2. Pick the Right Lashes - Length
As a general rule, the longest length you should be using are 3mm longer than the natural lashes - any longer and they can cause the natural lashes to twist or sit at a lower angle than they should, and can cause them to come out prematurely. This will affect the root in the long run and they lashes may grow back finer, or sometimes not at all!
If your client REALLY REALLY wants super long lashes and won’t take ‘it’s not the best idea’ for an answer (as so often happens) drop down a thickness or two so that at least in one aspect, the lashes are protected!
3. Avoid Stickies
Stickies should be avoided at all costs, not only do they cause damage but they’re painful for the client, too.
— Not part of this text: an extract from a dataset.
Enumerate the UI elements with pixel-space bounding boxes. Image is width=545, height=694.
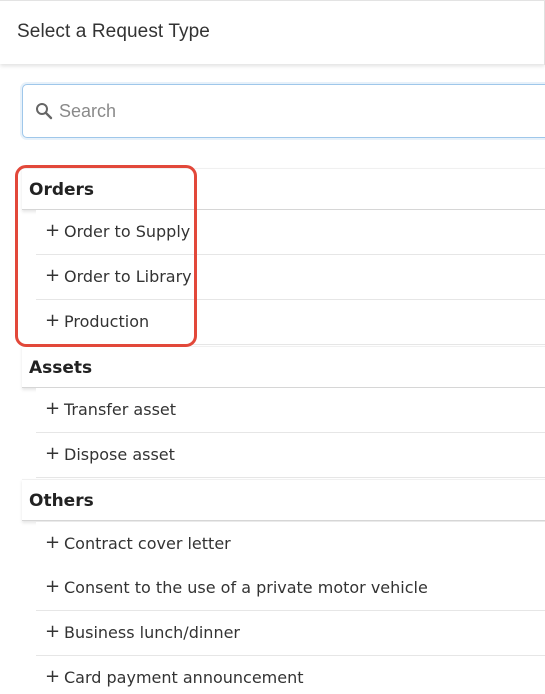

While using lashes that are too heavy are something of a silent killer, stickies will let your client know for a fact that their lashes are being damaged!
We’ve got a more in-depth post about stickies and how to avoid them if you have time for a deep-dive, but generally speaking, you’ll need to make sure you’re isolating the lashes perfectly, not picking up too much glue on your extension, and that you’re working across both eyes evenly, to give the freshly applied extension a chance to dry a bit before you squash other lashes against it.
Even if you’re the MOST careful, you’re still highly likely to end up with at least a couple of stickies, so make sure you set aside 10-15 minutes at the end of each treatment to check for stickies and separate them!